What about safety and pharmacokinetics?

• In rats, the histology of the brain/end tissues was without damage; in experiments with “bad” parameters, there were microhemorrhages, but not in working modes.
• In blood, more metabolites and less unmetabolized drug were observed in parenchymal organs with AAL, consistent with uptake/metabolism of particles by the liver at baseline and release to targets during sonication.

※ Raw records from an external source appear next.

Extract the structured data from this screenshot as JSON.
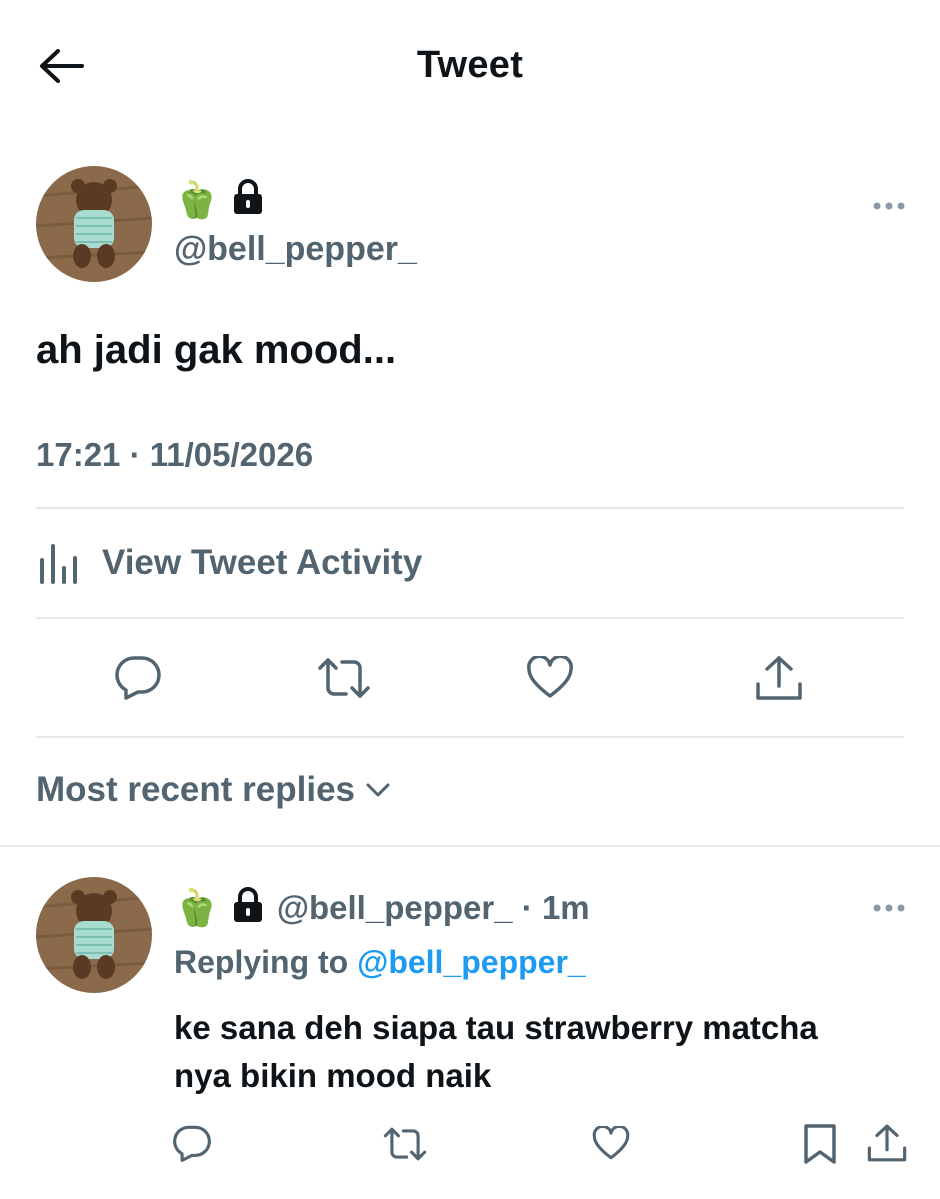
{
  "header": {
    "title": "Tweet"
  },
  "tweet": {
    "display_name_emoji": "🫑",
    "handle": "@bell_pepper_",
    "text": "ah jadi gak mood...",
    "time": "17:21",
    "date": "11/05/2026",
    "separator": "·",
    "activity_label": "View Tweet Activity"
  },
  "replies_sort": {
    "label": "Most recent replies"
  },
  "reply": {
    "display_name_emoji": "🫑",
    "handle": "@bell_pepper_",
    "age": "1m",
    "separator": "·",
    "replying_prefix": "Replying to",
    "replying_handle": "@bell_pepper_",
    "text": "ke sana deh siapa tau strawberry matcha nya bikin mood naik"
  },
  "colors": {
    "accent": "#1d9bf0",
    "muted": "#536471",
    "divider": "#e4e9ed"
  },
  "icons": [
    "back-arrow-icon",
    "lock-icon",
    "more-icon",
    "activity-chart-icon",
    "reply-icon",
    "retweet-icon",
    "like-icon",
    "share-icon",
    "bookmark-icon",
    "chevron-down-icon"
  ]
}
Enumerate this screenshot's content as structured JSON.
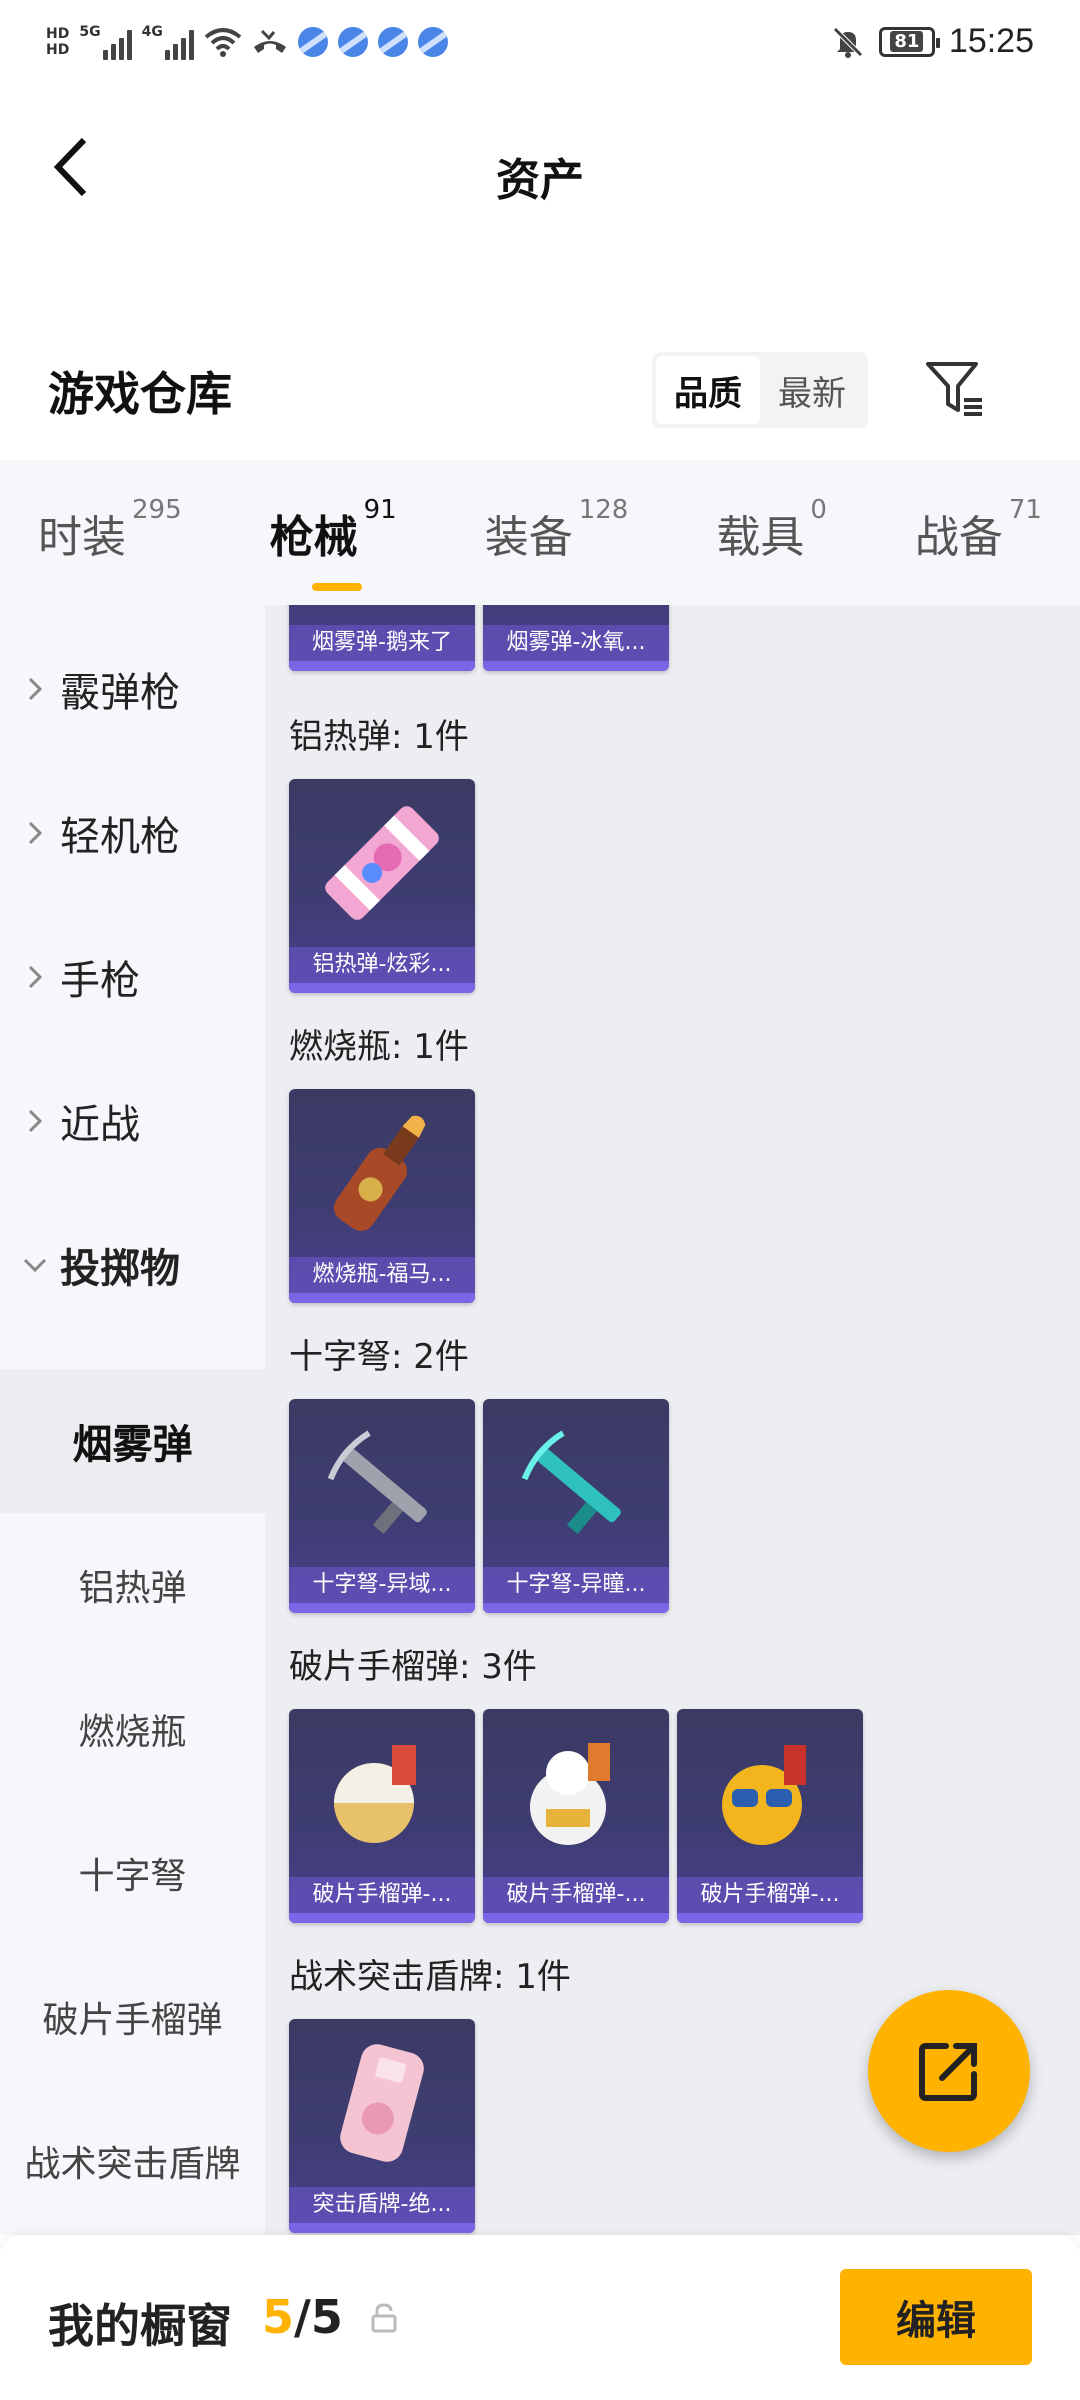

Where is the "spoon of skepticism" here?

• This is a preclinical study in rodents; liver uptake kinetics and baseline 'leakage' without ultrasound require optimization.
• Moving to humans will simplify the metabolic details (lower hepatic blood flow), but safety/dosimetry confirmation is mandatory.
• The selection of ultrasonic modes and excipients (which shift the acoustics more strongly, but do not destroy stability) is the task of the next series of works.

Conclusion

The "sugar filling" of liposomes turns ultrasound into an "ON" button for drugs, rather than a crude "sledgehammer." As a result, the drug can be turned on locally - in millimeter zones of the brain or along a nerve - and turned off in the rest of the body. This is not magic, but acoustic and osmotic engineering - and, judging by the results, very close to becoming a routine tool of targeted pharmacology.

Source: Mahaveer P. Purohit, Brenda J. Yu, Raag D. Airan, et al. Acoustically activatable liposomes as a translational nanotechnology for site-targeted drug delivery and noninvasive neuromodulation. Nature Nanotechnology (published 18 August 2025, open access). DOI: 10.1038/s41565-025-01990-5.